Nahe der Schiffmühle am Höfgener Muldeufer mahnt ein Schild: Bitte nicht berühren, stapelweise lagern daneben graue Transportkisten im Gras. In verschweißten Foliensäcken schwappt schmutzig-grünes Muldenwasser. Die Berliner Künstlerin Tina Schwichtenberg ist dabei, ihr Kunstprojekt "Wassermusik" aufzubauen. Muldenwasser wird portionsweise in transparente Plastiksäcke eingefüllt, die verschweißt und in 220 Transportkisten gepackt, parallel zur Mulde ein künstliches Flussbett entstehen lassen. Hier ist Wasser gebändigt, eingesperrt, kanalisiert. Welch ein scharf formuliertes Gleichnis auf menschliche Eingriffe in die Natur.

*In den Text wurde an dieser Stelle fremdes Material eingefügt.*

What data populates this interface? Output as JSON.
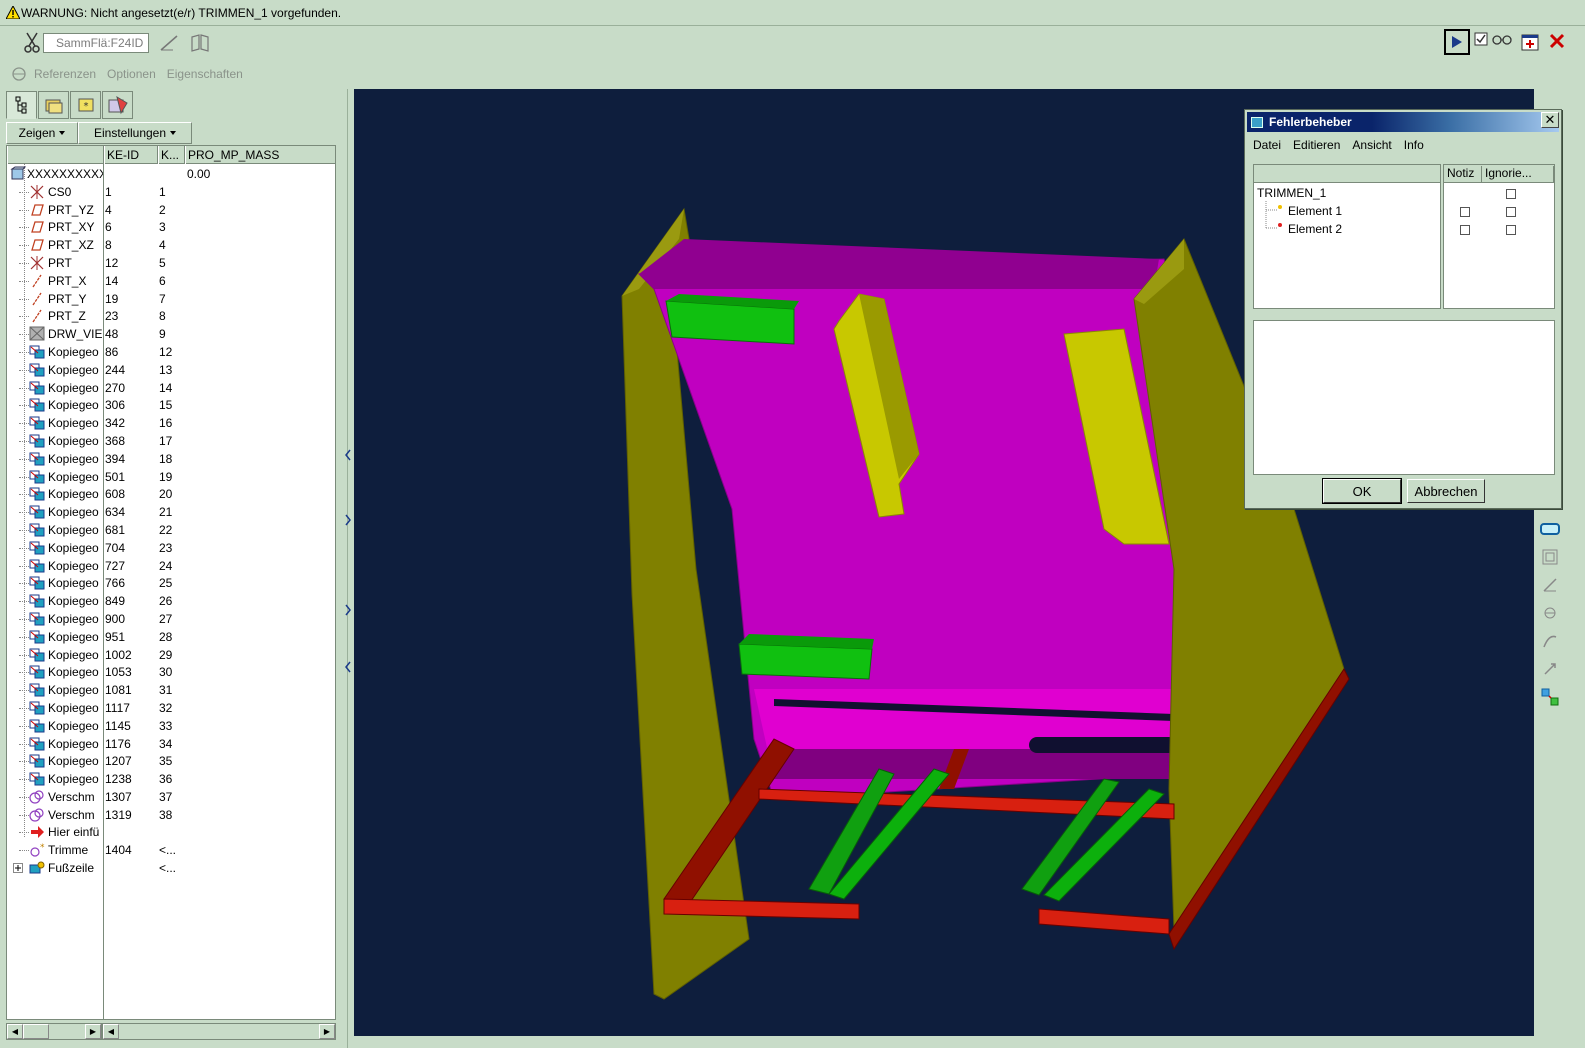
{
  "warning": {
    "text": "WARNUNG: Nicht angesetzt(e/r) TRIMMEN_1 vorgefunden."
  },
  "dashboard": {
    "collector_value": "SammFlä:F24ID",
    "tabs": [
      "Referenzen",
      "Optionen",
      "Eigenschaften"
    ]
  },
  "navigator": {
    "menus": {
      "show": "Zeigen",
      "settings": "Einstellungen"
    },
    "columns": [
      "KE-ID",
      "K...",
      "PRO_MP_MASS"
    ],
    "root": {
      "name": "XXXXXXXXXX",
      "mass": "0.00"
    },
    "rows": [
      {
        "name": "CS0",
        "ke": "1",
        "k": "1",
        "icon": "csys-icon"
      },
      {
        "name": "PRT_YZ",
        "ke": "4",
        "k": "2",
        "icon": "datum-plane-icon"
      },
      {
        "name": "PRT_XY",
        "ke": "6",
        "k": "3",
        "icon": "datum-plane-icon"
      },
      {
        "name": "PRT_XZ",
        "ke": "8",
        "k": "4",
        "icon": "datum-plane-icon"
      },
      {
        "name": "PRT",
        "ke": "12",
        "k": "5",
        "icon": "csys-icon"
      },
      {
        "name": "PRT_X",
        "ke": "14",
        "k": "6",
        "icon": "datum-axis-icon"
      },
      {
        "name": "PRT_Y",
        "ke": "19",
        "k": "7",
        "icon": "datum-axis-icon"
      },
      {
        "name": "PRT_Z",
        "ke": "23",
        "k": "8",
        "icon": "datum-axis-icon"
      },
      {
        "name": "DRW_VIE",
        "ke": "48",
        "k": "9",
        "icon": "view-icon"
      },
      {
        "name": "Kopiegeo",
        "ke": "86",
        "k": "12",
        "icon": "copy-geom-icon"
      },
      {
        "name": "Kopiegeo",
        "ke": "244",
        "k": "13",
        "icon": "copy-geom-icon"
      },
      {
        "name": "Kopiegeo",
        "ke": "270",
        "k": "14",
        "icon": "copy-geom-icon"
      },
      {
        "name": "Kopiegeo",
        "ke": "306",
        "k": "15",
        "icon": "copy-geom-icon"
      },
      {
        "name": "Kopiegeo",
        "ke": "342",
        "k": "16",
        "icon": "copy-geom-icon"
      },
      {
        "name": "Kopiegeo",
        "ke": "368",
        "k": "17",
        "icon": "copy-geom-icon"
      },
      {
        "name": "Kopiegeo",
        "ke": "394",
        "k": "18",
        "icon": "copy-geom-icon"
      },
      {
        "name": "Kopiegeo",
        "ke": "501",
        "k": "19",
        "icon": "copy-geom-icon"
      },
      {
        "name": "Kopiegeo",
        "ke": "608",
        "k": "20",
        "icon": "copy-geom-icon"
      },
      {
        "name": "Kopiegeo",
        "ke": "634",
        "k": "21",
        "icon": "copy-geom-icon"
      },
      {
        "name": "Kopiegeo",
        "ke": "681",
        "k": "22",
        "icon": "copy-geom-icon"
      },
      {
        "name": "Kopiegeo",
        "ke": "704",
        "k": "23",
        "icon": "copy-geom-icon"
      },
      {
        "name": "Kopiegeo",
        "ke": "727",
        "k": "24",
        "icon": "copy-geom-icon"
      },
      {
        "name": "Kopiegeo",
        "ke": "766",
        "k": "25",
        "icon": "copy-geom-icon"
      },
      {
        "name": "Kopiegeo",
        "ke": "849",
        "k": "26",
        "icon": "copy-geom-icon"
      },
      {
        "name": "Kopiegeo",
        "ke": "900",
        "k": "27",
        "icon": "copy-geom-icon"
      },
      {
        "name": "Kopiegeo",
        "ke": "951",
        "k": "28",
        "icon": "copy-geom-icon"
      },
      {
        "name": "Kopiegeo",
        "ke": "1002",
        "k": "29",
        "icon": "copy-geom-icon"
      },
      {
        "name": "Kopiegeo",
        "ke": "1053",
        "k": "30",
        "icon": "copy-geom-icon"
      },
      {
        "name": "Kopiegeo",
        "ke": "1081",
        "k": "31",
        "icon": "copy-geom-icon"
      },
      {
        "name": "Kopiegeo",
        "ke": "1117",
        "k": "32",
        "icon": "copy-geom-icon"
      },
      {
        "name": "Kopiegeo",
        "ke": "1145",
        "k": "33",
        "icon": "copy-geom-icon"
      },
      {
        "name": "Kopiegeo",
        "ke": "1176",
        "k": "34",
        "icon": "copy-geom-icon"
      },
      {
        "name": "Kopiegeo",
        "ke": "1207",
        "k": "35",
        "icon": "copy-geom-icon"
      },
      {
        "name": "Kopiegeo",
        "ke": "1238",
        "k": "36",
        "icon": "copy-geom-icon"
      },
      {
        "name": "Verschm",
        "ke": "1307",
        "k": "37",
        "icon": "merge-icon"
      },
      {
        "name": "Verschm",
        "ke": "1319",
        "k": "38",
        "icon": "merge-icon"
      },
      {
        "name": "Hier einfü",
        "ke": "",
        "k": "",
        "icon": "insert-here-icon"
      },
      {
        "name": "Trimme",
        "ke": "1404",
        "k": "<...",
        "icon": "trim-icon"
      },
      {
        "name": "Fußzeile",
        "ke": "",
        "k": "<...",
        "icon": "footer-icon"
      }
    ]
  },
  "dialog": {
    "title": "Fehlerbeheber",
    "close": "✕",
    "menu": [
      "Datei",
      "Editieren",
      "Ansicht",
      "Info"
    ],
    "columns": {
      "note": "Notiz",
      "ignore": "Ignorie..."
    },
    "tree": {
      "root": "TRIMMEN_1",
      "items": [
        "Element 1",
        "Element 2"
      ]
    },
    "ok": "OK",
    "cancel": "Abbrechen"
  },
  "colors": {
    "background": "#c8dcc8",
    "viewport": "#0e1e3d",
    "olive": "#808000",
    "magenta": "#c000c0",
    "green": "#10c010",
    "red": "#c81e0a",
    "yellow": "#c8c800"
  }
}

Hinter der Folie lassen sich die Veränderungen des Muldenwassers im Laufe der nächsten Tage beobachten. Man wird sehen, dass Wasser lebt. Durch Sonneneinstrahlung wird es zu einer Veralgung kommen. Veränderungen, die in ihren Details nicht vorhersehbar ist.

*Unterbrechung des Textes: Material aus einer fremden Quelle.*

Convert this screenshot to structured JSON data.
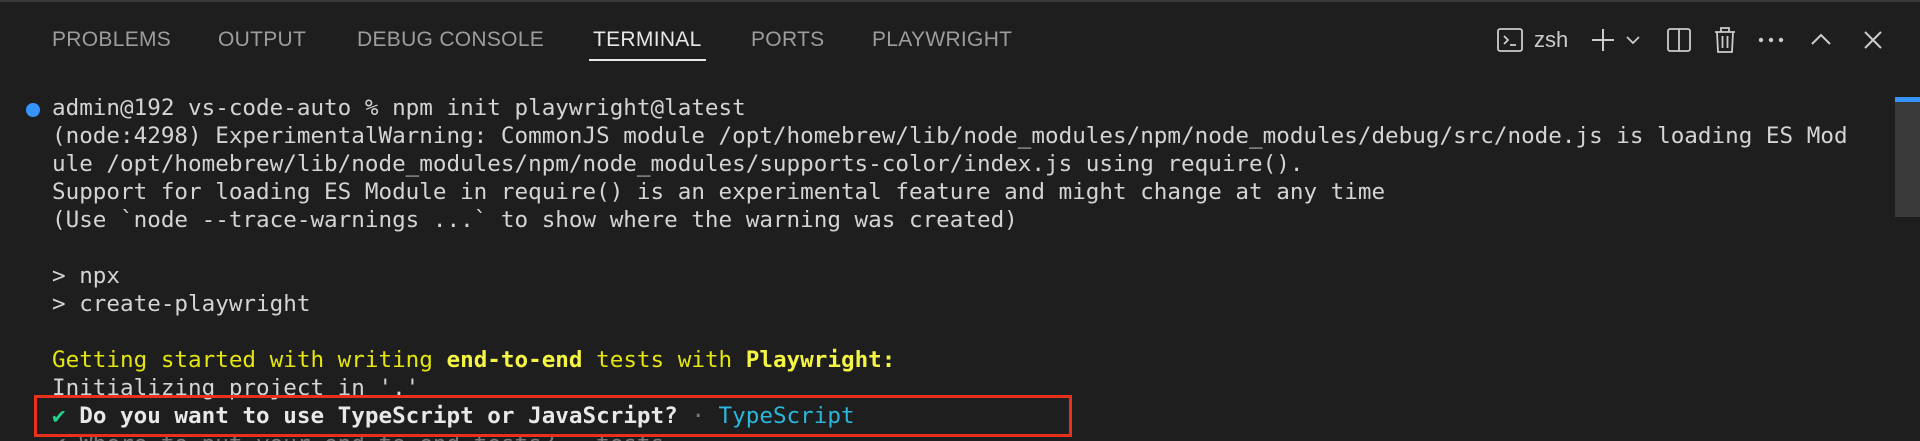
{
  "tabs": [
    {
      "label": "PROBLEMS",
      "active": false
    },
    {
      "label": "OUTPUT",
      "active": false
    },
    {
      "label": "DEBUG CONSOLE",
      "active": false
    },
    {
      "label": "TERMINAL",
      "active": true
    },
    {
      "label": "PORTS",
      "active": false
    },
    {
      "label": "PLAYWRIGHT",
      "active": false
    }
  ],
  "toolbar": {
    "shell_label": "zsh",
    "icons": [
      "terminal-icon",
      "plus-icon",
      "chevron-down-icon",
      "split-icon",
      "trash-icon",
      "ellipsis-icon",
      "chevron-up-icon",
      "close-icon"
    ]
  },
  "terminal": {
    "prompt": "admin@192 vs-code-auto % npm init playwright@latest",
    "warning_line1": "(node:4298) ExperimentalWarning: CommonJS module /opt/homebrew/lib/node_modules/npm/node_modules/debug/src/node.js is loading ES Mod",
    "warning_line2": "ule /opt/homebrew/lib/node_modules/npm/node_modules/supports-color/index.js using require().",
    "warning_line3": "Support for loading ES Module in require() is an experimental feature and might change at any time",
    "warning_line4": "(Use `node --trace-warnings ...` to show where the warning was created)",
    "npx_line1": "> npx",
    "npx_line2": "> create-playwright",
    "getting_started": {
      "part1": "Getting started with writing ",
      "part2": "end-to-end",
      "part3": " tests with ",
      "part4": "Playwright:"
    },
    "initializing": "Initializing project in '.'",
    "question": {
      "check": "✔",
      "text": " Do you want to use TypeScript or JavaScript?",
      "separator": " · ",
      "answer": "TypeScript"
    },
    "next_question_partial": "✔ Where to put your end-to-end tests? · tests"
  },
  "colors": {
    "background": "#1e1e1e",
    "accent_blue": "#3794ff",
    "highlight_red": "#e8311c",
    "yellow": "#e5e510",
    "green": "#23d18b",
    "cyan": "#29b8db"
  }
}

Tina Schwichtenberg bringt in ästhetischer Form Wasser noch einmal dorthin, wo es vor einem Jahr massive Schäden anrichtete, neben den Fluss. Hier geht man vorüber und mag vielfältige Assoziationen haben. Mit ihrer Arbeit will die Künstlerin gegen das gesellschaftliche Vergessen wirken.

Kommt man vom Aussichtsturm her im Jutta-Park die Kastanienallee hinunter, könnte man an einen roten Nebel glauben, der über dem Rondell zu schweben scheint. Näher kommend lässt sich jedoch ein Gespinst feiner roter Fäden erkennen, das zwischen Kastanienstämmen aufgespannt ist. Eine ähnliche Irritation kann auch dem Höfgen-Besucher widerfahren, denn die Wehrkirche ist gleichfalls vielfach umsponnen und verwoben. "Als Ariadne ins Muldental kam ..." heißt die Arbeit der beiden Schweizer Künstler Sabina Kaeser und Thomas J. Hauck, die an vier Standorten (auch Schmiede in der Studiogalerie und Klosterkirche Grimma) beharrlich ein zartes Netzwerk aus rotem Faden weben, das den Blick auf Landschaft und Räume reizvoll verändert. Mit den roten Fäden reagiert das Künstlerduo "Das Archiv" immer wieder neu auf die Gegebenheiten verschiedenster Orte, weckt Aufmerksamkeit für Raum und Situation und regt an zu Auseinandersetzungen. Das filigrane Netzwerk verweist auf Entfernungen, Richtungen und Verbindungen. Wo sich die Ariadnefäden im Muldental kreuzen, gilt es jedenfalls sehenswerte exponierte Orte zu entdecken, die aufzusuchen sich lohnt.